Colling, Gilbert and Wright: Experience that Matters

Insurance Abuse
Wednesday, June 15, 2005

Healthcare costs are soaring. Doctor’s premiums for malpractice insurance continue to escalate. Health insurance companies are trying to make up for investment losses, according to a new study by Dartmouth College economists.

A Dartmouth College economic study suggests that insurance companies are continuing to raise rates for medical malpractice insurance to make up for investment losses. The study was comprised of data from claims payments from 1991 through 2003. Malpractice claims payments have increased an average of 4 percent annually, an increase that roughly correlates with the annual increase in overall healthcare costs. Meanwhile, malpractice insurance premiums have skyrocketed by as much as 20 percent annually. That exorbitant increase is not related to claims payments but rather to the investment losses suffered by a decline in the value of investments and stocks.

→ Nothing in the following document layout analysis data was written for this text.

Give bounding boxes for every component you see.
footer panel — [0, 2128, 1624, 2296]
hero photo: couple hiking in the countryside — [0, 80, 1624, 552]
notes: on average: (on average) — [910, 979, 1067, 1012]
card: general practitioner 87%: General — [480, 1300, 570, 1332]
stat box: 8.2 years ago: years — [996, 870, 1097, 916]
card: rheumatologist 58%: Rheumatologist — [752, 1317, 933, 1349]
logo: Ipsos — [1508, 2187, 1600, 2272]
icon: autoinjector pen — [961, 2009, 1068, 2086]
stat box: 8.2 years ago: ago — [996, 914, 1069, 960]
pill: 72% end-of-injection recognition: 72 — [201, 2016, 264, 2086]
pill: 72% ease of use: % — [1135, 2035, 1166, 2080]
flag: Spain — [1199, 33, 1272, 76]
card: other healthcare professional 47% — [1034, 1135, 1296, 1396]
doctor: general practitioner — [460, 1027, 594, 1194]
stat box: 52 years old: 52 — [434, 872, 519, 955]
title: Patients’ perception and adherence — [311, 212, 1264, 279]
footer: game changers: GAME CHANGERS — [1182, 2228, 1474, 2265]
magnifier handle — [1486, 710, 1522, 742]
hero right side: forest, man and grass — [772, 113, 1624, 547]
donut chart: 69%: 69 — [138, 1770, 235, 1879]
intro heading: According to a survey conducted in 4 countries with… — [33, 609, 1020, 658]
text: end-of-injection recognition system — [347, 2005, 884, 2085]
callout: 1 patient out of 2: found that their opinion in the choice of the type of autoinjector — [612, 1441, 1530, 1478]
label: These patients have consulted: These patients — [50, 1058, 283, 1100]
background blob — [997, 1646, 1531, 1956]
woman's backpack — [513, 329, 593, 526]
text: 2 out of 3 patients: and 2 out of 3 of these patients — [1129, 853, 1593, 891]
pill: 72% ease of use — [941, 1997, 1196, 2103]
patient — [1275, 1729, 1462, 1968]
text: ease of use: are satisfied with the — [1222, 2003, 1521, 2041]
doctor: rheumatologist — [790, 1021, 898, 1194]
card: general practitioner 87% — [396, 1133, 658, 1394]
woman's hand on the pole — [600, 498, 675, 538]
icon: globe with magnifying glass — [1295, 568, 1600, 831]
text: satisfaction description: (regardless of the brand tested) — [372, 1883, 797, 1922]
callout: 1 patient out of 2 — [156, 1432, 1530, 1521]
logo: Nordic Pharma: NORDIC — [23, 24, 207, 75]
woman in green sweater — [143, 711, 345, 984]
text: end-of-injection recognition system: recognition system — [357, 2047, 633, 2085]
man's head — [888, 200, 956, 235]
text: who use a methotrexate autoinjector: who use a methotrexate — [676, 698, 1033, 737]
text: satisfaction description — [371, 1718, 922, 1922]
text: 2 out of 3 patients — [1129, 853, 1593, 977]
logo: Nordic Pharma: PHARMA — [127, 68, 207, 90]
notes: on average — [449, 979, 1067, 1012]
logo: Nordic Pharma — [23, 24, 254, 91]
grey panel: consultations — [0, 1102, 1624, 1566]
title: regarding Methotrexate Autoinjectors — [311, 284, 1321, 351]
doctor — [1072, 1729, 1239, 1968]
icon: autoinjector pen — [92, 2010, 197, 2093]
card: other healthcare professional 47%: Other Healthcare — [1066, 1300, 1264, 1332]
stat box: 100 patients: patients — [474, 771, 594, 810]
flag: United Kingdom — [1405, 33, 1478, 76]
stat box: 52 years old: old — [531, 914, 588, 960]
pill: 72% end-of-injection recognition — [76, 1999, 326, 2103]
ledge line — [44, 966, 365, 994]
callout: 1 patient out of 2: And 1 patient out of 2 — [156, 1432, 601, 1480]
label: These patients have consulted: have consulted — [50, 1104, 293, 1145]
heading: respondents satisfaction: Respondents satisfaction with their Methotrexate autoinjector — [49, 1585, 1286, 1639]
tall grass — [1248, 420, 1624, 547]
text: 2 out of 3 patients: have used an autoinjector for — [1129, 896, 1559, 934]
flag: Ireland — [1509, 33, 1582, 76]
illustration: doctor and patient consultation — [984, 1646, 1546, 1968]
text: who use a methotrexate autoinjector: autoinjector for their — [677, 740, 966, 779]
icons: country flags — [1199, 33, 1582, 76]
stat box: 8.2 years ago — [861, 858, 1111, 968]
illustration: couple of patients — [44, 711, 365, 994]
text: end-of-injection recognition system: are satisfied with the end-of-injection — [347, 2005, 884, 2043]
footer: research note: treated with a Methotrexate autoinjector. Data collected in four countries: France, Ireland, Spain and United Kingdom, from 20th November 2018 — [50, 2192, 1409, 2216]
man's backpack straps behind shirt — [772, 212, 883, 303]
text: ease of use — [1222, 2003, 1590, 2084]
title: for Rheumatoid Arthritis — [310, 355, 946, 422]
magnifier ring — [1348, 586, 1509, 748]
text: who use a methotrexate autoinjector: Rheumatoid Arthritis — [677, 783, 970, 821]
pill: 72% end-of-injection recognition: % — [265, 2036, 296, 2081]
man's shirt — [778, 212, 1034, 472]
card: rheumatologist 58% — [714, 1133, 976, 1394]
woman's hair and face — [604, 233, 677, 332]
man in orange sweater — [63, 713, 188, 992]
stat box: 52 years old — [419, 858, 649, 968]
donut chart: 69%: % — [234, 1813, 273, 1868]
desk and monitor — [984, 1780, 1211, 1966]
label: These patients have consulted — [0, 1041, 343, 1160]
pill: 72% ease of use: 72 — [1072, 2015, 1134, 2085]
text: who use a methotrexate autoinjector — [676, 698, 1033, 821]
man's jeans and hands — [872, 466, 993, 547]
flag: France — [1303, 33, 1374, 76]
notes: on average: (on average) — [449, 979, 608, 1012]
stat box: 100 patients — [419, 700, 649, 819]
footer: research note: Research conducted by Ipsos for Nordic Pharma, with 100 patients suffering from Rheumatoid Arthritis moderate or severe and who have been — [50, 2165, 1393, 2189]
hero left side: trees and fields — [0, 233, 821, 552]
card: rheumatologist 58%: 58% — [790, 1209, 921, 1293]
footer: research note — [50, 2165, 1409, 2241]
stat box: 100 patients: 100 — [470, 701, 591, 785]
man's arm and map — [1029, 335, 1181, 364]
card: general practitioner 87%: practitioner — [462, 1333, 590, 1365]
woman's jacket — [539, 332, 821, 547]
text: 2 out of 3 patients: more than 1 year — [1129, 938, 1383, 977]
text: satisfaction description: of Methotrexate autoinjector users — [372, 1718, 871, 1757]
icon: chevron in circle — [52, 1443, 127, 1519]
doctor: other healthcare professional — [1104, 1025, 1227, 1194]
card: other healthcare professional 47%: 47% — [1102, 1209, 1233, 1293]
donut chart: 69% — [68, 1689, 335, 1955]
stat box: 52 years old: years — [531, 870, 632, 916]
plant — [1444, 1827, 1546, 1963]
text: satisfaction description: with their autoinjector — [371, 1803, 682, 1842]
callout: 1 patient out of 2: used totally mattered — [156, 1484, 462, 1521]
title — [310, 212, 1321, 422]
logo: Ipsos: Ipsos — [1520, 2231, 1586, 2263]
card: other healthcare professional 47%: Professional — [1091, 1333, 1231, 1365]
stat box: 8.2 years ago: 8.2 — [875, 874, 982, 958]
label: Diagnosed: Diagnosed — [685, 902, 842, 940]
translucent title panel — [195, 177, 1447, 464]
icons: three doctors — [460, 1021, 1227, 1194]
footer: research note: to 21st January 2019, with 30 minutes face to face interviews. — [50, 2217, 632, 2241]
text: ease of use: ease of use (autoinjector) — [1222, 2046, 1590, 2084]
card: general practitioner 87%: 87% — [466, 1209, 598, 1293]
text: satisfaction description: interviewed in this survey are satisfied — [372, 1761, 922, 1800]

The Kaiser Family Foundation (KFF) recently published a study that concluded that the number of medical malpractice claims per doctor has actually declined over the past 12 years. After appropriate adjustment for inflation, the average claims payment has increased a mere 1.7 percent in that same time frame. The main argument for tort reform has been based upon the incorrect and fabricated concern that the number of medical malpractice claims and claims payments have been skyrocketing. In fact, according to KFF, the only thing that has been skyrocketing is the premiums. It seems the insurance companies have been misleading the public and lining their pockets with unjustified profits.

According to Douglas Heller, executive director of the nonprofit Foundation for Taxpayer and Consumer Rights (FTCR), “Doctors’ malpractice premiums have been rising, but the contention that increased patient claims and higher jury verdicts have anything to do with the rate hikes is false.”

It is true that the medical industry is in desperate need of reform. The solution is not tort reform or damage caps, but insurance reform. In order to design an appropriate solution, we must first understand the problem.